“It’s the perspectives, finding the people who are doing the same things you do, same struggles you have, and connecting.”
Brock Klein, a 2016 tED magazine “30 Under 35” award winner and Regional Sales Manager for Roselle, Illinois based Electri-Flex said that’s one of the main reasons he is a part of the Young Electrical Professionals. Klein recently attended YEP’s panel discussion at Chicago’s Taste 222 restaurant.
Attendees gather for a happy hour before the panel discussion at the Chicago Young Electrical Professionals’ event at Taste 222 restaurant.
About 100 people from across the Chicago area attended the event, which featured a happy hour and a question and answer panel discussion that included a manufacturer, a manufacturer’s rep, an engineer, a contractor, and David Rosenstein, President and CEO of Connexion.
The panel discussed a variety of topics during the hour-long conversation, from how each member started in the industry, to what keeps them engaged, the importance of their professional relationships, and strategies for future leaders when they take on a more essential role. Panelists said they would like to have more direct conversations instead of emails and text messages, re-enforced the need for strong relationships during extended construction projects, and why culture is so important in their workplace.
Panelists at the recent Young Electrical Professional event in Chicago included David Rosenstein (far right), President and CEO at Connexion.
The Young Electrical Professionals, or YEP, meets at least four times a year. The group splits its meetings between site surveys at Chicago construction projects, panel discussions, social events, and charity events. Earlier this year, YEP gathered at a local food pantry to help pack meals for needy families.
Klein told tED magazine the first event had only 5 attendees. At just this one panel-discussion event, Electri-Flex sent five of its employees.
Brian Rooney, a 2017 tED magazine “30 Under 35” award winner and Vice-President of Callas-Kingsley Electrical Sales, said he started the group with a supply chain partner as simply as possible. They emailed everyone in their Outlook database, asked a local bar to set up a drink special, and hoped people would come. “The brain trust was we want everyone included, competitors and customers alike,” Rooney said during the event. He added that the initial concern that competitors would meet some of the brightest people in the supply chain were also put to rest. And by the time Rooney had scheduled his third meet-up, the Electric Association of Chicago had taken notice, and put the information on its website. Now, YEP works as part of the Electric Association.
Members of Chicago’s Young Electrical Professionals listen to the panel discussion at Taste 222.
Rooney added that creating events for people to attend, like the recent panel discussion, is not as hard as it might seem. “We have a steering committee of six or seven, and they work in the industry and we got together for a one-hour meeting, we brainstormed venues and talked about who would be a good panel member,” Rooney told tED magazine.

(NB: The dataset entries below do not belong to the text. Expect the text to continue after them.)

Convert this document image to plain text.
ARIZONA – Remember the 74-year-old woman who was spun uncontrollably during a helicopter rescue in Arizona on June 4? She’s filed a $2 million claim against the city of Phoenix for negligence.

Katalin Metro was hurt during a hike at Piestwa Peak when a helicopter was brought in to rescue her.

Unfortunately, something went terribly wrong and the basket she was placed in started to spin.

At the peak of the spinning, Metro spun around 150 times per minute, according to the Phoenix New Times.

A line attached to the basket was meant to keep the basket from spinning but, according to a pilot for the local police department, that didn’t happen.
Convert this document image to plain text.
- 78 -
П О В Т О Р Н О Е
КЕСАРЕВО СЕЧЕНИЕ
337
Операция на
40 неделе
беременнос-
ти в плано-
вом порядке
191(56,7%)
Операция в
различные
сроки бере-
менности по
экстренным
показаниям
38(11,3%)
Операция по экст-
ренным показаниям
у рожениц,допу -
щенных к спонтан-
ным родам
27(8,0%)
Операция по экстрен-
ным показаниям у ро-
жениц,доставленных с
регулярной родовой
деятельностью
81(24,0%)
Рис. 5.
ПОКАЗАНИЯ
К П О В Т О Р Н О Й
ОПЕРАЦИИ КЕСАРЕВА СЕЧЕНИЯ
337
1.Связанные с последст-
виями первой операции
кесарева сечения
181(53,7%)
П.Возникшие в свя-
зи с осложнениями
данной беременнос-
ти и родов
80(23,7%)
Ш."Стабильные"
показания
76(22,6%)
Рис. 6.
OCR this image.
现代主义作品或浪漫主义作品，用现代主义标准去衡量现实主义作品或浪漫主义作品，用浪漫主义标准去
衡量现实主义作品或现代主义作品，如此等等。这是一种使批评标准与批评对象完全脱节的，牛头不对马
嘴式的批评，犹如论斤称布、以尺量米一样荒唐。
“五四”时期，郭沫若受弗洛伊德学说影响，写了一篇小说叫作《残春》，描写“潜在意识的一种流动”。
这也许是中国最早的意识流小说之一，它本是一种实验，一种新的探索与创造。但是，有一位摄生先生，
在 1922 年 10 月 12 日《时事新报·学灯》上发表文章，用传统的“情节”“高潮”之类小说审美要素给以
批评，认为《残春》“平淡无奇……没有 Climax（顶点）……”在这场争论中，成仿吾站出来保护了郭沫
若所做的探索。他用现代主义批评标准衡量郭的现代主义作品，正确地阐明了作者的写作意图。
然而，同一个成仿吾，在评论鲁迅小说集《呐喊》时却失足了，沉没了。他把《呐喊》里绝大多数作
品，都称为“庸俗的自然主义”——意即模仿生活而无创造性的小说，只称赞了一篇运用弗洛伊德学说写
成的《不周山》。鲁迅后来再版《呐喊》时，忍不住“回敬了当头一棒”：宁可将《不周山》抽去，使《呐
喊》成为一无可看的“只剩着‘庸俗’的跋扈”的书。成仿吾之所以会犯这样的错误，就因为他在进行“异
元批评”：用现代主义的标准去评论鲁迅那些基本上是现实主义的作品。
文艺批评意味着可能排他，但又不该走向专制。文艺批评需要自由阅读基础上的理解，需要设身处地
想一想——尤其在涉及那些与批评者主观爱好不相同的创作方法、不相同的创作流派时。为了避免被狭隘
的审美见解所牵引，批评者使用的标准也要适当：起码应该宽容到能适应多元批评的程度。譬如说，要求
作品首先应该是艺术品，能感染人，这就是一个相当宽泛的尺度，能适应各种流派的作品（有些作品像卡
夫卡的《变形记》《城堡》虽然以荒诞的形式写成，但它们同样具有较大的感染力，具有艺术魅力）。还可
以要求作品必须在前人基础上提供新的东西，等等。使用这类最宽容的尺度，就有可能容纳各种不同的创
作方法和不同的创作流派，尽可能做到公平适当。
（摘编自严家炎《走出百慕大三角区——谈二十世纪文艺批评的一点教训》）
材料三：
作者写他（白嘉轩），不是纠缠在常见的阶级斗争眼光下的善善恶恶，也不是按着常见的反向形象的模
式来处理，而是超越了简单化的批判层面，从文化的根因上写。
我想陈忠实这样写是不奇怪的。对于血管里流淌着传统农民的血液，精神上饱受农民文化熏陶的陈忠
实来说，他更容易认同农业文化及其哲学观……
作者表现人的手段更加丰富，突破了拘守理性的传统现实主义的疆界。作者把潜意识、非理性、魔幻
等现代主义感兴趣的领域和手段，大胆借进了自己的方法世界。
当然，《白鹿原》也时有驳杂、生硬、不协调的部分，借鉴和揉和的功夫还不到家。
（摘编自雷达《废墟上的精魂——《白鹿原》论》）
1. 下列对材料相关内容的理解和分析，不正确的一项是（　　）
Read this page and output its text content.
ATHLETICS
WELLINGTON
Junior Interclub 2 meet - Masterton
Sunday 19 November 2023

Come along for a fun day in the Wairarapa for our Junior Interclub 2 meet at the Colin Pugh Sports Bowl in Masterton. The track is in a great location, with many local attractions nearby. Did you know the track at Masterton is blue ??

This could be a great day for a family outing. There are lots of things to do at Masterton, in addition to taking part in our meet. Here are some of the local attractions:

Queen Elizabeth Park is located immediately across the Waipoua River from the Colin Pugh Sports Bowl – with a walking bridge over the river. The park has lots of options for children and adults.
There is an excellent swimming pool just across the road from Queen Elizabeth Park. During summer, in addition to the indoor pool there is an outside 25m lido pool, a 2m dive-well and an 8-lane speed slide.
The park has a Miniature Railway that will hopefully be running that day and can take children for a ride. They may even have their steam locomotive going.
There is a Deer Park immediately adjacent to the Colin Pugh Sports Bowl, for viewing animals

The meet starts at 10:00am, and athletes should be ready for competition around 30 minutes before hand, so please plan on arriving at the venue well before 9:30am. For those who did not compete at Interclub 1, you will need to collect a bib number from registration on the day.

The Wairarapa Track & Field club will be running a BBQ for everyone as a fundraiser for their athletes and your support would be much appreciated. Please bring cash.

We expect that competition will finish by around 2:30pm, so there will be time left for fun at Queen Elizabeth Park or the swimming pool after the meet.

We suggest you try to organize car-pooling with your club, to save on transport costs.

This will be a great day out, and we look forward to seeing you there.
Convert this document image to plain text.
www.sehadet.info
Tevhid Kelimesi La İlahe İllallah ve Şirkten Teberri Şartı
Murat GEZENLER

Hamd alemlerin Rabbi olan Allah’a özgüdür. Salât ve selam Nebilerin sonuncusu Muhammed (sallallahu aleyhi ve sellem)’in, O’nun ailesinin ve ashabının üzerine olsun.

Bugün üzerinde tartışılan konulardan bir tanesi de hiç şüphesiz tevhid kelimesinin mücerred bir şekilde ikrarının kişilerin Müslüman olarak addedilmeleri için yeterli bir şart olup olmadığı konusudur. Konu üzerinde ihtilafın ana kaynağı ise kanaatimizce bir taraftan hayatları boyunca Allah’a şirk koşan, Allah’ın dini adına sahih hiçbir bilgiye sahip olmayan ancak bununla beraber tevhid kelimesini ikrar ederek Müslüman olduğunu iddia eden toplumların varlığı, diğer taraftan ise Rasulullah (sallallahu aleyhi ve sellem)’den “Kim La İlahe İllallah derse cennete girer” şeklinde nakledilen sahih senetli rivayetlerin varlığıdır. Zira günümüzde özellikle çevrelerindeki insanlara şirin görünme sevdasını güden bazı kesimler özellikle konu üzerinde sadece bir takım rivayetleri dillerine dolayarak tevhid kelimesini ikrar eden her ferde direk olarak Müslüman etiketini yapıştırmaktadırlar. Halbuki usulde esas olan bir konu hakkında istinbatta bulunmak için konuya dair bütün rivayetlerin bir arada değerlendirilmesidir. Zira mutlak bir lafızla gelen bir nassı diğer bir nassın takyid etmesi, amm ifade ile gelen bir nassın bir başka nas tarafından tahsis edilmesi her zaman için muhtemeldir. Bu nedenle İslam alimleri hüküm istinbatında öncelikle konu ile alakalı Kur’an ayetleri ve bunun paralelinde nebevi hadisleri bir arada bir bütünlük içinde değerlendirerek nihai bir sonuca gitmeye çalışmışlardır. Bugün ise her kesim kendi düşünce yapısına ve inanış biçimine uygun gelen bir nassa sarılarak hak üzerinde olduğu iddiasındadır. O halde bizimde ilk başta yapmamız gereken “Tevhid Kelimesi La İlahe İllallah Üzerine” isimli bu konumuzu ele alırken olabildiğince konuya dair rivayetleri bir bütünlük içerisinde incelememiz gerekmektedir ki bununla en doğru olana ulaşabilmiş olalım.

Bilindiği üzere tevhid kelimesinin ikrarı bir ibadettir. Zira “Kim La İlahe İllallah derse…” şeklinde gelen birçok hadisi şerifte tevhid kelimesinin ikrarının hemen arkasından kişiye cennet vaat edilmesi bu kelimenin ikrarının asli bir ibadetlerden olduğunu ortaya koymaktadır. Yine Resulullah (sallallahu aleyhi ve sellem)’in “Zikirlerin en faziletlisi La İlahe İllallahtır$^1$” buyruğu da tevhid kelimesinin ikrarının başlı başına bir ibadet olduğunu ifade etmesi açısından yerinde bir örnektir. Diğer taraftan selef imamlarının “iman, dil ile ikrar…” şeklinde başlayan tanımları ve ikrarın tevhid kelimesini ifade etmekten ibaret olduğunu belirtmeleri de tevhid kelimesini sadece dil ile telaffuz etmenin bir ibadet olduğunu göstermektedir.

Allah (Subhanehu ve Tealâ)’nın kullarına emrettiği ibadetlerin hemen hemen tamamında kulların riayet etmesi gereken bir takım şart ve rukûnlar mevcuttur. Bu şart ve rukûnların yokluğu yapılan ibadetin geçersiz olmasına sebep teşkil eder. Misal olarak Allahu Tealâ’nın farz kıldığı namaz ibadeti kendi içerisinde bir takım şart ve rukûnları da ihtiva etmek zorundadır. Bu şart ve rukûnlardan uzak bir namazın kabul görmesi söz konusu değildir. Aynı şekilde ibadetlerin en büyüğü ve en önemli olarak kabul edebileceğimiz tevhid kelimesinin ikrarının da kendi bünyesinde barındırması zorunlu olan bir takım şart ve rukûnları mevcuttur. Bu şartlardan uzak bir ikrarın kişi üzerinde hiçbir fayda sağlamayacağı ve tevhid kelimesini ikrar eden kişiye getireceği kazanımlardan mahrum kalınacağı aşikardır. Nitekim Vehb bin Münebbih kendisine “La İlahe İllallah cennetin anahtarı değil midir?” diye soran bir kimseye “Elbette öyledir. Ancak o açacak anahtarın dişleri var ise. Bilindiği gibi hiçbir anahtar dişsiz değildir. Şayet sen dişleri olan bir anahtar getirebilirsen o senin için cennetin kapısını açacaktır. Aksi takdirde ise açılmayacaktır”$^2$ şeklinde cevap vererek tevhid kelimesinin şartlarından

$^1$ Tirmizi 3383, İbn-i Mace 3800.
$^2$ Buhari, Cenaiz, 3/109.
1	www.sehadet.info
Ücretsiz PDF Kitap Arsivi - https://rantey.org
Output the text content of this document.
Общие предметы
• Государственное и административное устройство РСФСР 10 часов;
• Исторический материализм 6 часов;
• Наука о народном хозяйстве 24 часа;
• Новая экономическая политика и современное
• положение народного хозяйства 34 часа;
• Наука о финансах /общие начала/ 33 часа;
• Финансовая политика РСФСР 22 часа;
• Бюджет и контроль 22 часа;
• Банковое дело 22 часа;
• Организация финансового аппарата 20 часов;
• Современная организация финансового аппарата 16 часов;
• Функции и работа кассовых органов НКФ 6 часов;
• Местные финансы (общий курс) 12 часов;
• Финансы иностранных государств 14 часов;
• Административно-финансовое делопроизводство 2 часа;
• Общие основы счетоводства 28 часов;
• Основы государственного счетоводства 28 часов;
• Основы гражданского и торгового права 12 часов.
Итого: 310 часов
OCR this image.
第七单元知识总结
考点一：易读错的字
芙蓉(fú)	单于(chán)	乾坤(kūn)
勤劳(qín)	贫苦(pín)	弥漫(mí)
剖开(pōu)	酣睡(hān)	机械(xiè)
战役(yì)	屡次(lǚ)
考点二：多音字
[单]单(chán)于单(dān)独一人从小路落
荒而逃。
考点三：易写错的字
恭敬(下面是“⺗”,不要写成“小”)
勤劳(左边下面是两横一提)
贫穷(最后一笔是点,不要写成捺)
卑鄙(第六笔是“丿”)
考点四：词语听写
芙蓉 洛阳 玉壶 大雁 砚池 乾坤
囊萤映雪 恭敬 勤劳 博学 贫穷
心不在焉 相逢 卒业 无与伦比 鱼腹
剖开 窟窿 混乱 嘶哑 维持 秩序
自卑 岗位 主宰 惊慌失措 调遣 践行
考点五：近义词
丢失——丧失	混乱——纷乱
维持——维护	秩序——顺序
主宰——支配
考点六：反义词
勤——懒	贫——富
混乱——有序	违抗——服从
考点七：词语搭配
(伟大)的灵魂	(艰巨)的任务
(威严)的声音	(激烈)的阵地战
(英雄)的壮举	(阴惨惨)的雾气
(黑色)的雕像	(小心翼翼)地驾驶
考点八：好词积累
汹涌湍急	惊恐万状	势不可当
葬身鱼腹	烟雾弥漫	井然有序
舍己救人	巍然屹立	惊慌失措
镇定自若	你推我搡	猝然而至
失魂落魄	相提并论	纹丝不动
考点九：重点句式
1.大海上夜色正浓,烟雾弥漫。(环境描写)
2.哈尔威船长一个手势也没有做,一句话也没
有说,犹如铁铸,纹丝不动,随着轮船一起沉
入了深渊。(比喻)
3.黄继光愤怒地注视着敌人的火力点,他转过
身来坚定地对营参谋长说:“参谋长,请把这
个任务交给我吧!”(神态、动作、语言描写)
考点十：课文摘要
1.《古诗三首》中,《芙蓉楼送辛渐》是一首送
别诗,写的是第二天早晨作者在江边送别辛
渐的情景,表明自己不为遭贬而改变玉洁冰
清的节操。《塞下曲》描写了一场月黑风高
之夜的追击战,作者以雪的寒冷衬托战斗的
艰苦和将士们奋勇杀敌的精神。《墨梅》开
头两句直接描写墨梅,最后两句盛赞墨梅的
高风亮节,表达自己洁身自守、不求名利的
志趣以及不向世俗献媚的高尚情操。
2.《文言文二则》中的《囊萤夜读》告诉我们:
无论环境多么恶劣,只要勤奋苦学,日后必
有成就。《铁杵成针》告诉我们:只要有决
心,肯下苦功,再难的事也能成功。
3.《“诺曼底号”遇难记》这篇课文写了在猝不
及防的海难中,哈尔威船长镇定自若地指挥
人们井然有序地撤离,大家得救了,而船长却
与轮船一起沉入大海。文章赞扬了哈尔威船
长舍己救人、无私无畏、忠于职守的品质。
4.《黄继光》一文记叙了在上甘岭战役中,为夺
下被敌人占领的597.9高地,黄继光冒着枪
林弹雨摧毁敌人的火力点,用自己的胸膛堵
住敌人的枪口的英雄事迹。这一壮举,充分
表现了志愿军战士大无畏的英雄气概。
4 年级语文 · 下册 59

“We’re building a group that gets together consistently and we can collaborate and have some fun as well,” Klein mentioned. “What other generations did years ago, this is how we are growing in our industry. We are trying to interact and network. These are the people we are growing with.”
Mollie Sholl, a design-build sales rep with Connexion, is also a board member for YEP. “I always thought it was important to connect with other people in the industry, not necessarily work-related. The panel discussions are really, really great. It’s nice to hear from CEOs and learn from them,” she said. Sholl added one important part of the group is not making sure it turns a profit. “Every time we are thinking about planning an event we are not trying to make any money, just host events and break even. We are always trying to find a way to cover the costs of these events and make them available to all employees.”
Rooney said if you want to be a part of the Chicago YEP group, you can contact Ali Novinger at the Electric Association of Chicago and ask for information. Meanwhile, NAED is also trying to form similar groups in cities across the country. You can contact NAED’s Member Engagement Team if you would like to do this in your area.
“In general, what we are going to find is the same people are going to continue to come, and if you are not surrounding yourself with those people, you are doing it wrong,” Rooney said. “Even if it is a group of 5, you have to start somewhere.”